One way to improve the specific activity of the immunoglobulin would be to develop one or more highly potent RSV-neutralizing monoclonal antibodies (MAbs). Such MAbs should be human or humanized in order to retain favorable pharmacokinetics and to avoid generating a human anti-mouse antibody response, as repeat dosing would be required throughout the RSV season. Two glycoproteins, F and G, on the surface of RSV have been shown to be targets of neutralizing antibodies (Fields et al., 1990, supra; and Murphy et al., 1994, supra).
A humanized antibody directed to an epitope in the A antigenic site of the F protein of RSV, SYNAGIS®, is approved for intramuscular administration to pediatric patients for prevention of serious lower respiratory tract disease caused by RSV at recommended monthly doses of 15 mg/kg of body weight throughout the RSV season (November through April in the northern hemisphere). SYNAGIS® is a composite of human (95%) and murine (5%) antibody sequences. See, Johnson et al., 1997, J. Infect. Diseases 176:1215-1224 and U.S. Pat. No. 5,824,307, the entire contents of which are incorporated herein by reference. The human heavy chain sequence was derived from the constant domains of human IgG1 and the variable framework regions of the VH genes of Cor (Press et al., 1970, Biochem. J. 117:641-660) and Cess (Takashi et al., 1984, Proc. Natl. Acad. Sci. USA 81:194-198). The human light chain sequence was derived from the constant domain of Cκ and the variable framework regions of the VL gene K104 with Jκ-4 (Bentley et al., 1980, Nature 288:5194-5198). The murine sequences derived from a murine monoclonal antibody, MAb 1129 (Beeler et al., 1989, J. Virology 63:2941-2950), in a process that involved the grafting of the murine complementarity-determining regions into the human antibody frameworks.

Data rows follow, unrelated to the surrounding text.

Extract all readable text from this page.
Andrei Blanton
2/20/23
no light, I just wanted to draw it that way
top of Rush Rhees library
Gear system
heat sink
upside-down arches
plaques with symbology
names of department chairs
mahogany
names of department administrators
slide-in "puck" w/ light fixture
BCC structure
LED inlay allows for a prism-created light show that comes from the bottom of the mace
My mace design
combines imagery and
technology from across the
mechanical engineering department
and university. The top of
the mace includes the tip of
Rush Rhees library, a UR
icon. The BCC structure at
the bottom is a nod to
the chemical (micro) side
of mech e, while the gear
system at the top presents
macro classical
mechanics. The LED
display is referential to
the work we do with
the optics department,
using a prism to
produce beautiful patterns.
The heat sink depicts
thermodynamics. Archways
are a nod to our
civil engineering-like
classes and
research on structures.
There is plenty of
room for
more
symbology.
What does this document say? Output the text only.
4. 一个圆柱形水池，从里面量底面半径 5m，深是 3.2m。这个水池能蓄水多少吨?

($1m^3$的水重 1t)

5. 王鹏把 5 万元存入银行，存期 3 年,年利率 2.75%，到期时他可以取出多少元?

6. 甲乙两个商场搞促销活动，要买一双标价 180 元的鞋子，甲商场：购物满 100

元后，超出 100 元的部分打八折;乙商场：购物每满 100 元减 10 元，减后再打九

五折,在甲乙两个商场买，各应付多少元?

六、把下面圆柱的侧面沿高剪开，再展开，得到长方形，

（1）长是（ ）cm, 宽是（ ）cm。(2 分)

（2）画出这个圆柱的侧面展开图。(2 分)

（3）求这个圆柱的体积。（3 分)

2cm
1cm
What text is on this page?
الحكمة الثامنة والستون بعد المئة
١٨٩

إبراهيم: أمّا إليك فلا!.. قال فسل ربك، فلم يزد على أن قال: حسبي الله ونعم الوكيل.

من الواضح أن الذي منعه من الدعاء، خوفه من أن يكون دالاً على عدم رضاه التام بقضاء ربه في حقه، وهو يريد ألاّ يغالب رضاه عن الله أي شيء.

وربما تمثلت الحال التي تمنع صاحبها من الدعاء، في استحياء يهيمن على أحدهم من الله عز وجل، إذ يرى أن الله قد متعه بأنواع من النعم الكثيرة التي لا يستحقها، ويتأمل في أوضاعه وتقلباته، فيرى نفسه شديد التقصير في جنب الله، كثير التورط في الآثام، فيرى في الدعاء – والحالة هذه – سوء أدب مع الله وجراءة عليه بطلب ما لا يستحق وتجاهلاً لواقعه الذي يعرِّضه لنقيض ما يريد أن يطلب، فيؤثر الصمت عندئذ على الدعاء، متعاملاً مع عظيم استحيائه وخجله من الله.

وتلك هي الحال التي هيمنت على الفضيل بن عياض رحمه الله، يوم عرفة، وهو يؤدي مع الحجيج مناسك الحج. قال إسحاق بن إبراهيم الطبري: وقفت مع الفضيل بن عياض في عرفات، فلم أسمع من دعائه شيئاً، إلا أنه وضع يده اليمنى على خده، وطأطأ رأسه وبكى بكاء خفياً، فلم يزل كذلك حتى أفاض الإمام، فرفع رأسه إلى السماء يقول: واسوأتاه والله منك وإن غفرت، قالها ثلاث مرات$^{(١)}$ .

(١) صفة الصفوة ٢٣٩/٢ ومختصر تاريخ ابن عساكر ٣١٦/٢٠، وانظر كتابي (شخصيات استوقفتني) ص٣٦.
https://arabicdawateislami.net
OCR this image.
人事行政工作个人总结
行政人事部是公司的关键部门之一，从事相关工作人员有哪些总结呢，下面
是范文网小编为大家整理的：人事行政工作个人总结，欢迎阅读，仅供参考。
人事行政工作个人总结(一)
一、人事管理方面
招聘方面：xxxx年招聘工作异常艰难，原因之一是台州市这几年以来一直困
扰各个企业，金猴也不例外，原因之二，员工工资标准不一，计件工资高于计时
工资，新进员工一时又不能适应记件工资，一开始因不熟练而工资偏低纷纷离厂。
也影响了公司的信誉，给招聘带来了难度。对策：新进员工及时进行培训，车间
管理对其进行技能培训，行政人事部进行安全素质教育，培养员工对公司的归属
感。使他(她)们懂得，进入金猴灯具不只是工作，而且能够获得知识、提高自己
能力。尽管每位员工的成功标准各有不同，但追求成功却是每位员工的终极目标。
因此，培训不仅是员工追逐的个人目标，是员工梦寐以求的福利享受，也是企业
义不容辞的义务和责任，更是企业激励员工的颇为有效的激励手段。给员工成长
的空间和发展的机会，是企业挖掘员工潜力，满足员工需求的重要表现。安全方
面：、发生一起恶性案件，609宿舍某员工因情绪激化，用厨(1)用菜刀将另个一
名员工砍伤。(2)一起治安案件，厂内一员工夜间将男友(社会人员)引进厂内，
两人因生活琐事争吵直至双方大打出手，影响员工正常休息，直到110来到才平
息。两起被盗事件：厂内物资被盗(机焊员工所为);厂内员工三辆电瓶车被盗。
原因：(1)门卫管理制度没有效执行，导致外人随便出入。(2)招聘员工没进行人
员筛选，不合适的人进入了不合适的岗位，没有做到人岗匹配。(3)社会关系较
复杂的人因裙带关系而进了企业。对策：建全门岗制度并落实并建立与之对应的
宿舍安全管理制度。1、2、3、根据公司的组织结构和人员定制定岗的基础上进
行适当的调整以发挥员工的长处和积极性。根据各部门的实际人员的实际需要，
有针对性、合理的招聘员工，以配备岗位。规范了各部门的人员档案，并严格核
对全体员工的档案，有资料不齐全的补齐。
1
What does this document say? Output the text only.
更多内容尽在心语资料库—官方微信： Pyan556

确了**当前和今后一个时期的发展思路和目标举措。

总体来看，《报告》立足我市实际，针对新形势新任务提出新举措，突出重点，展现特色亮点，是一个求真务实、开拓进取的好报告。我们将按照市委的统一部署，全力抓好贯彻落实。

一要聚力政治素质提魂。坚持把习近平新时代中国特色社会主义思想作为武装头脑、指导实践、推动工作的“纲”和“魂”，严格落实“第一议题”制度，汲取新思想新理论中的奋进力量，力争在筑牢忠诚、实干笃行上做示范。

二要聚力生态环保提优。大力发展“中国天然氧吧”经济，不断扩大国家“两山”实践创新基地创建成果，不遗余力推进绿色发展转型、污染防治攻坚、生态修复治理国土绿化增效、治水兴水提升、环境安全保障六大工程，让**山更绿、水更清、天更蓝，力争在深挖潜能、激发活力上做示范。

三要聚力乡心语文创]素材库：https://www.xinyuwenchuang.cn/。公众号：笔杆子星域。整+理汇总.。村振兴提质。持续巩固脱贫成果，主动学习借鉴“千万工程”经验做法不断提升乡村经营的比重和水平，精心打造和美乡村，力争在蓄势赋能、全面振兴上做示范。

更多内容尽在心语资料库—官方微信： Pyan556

A significant portion of human respiratory disease is caused by members of the viral sub-families Paramyxoviridae and Pneumovirinae. The identification of another mammalian Pneumovirinae that infects humans, hMPV, is described for the first time herein. There still remains a need for an effective vaccine to confer protection against a variety of viruses that result in respiratory tract infection.
Citation or discussion of a reference herein shall not be construed as an admission that such is prior art to the disclosure described herein.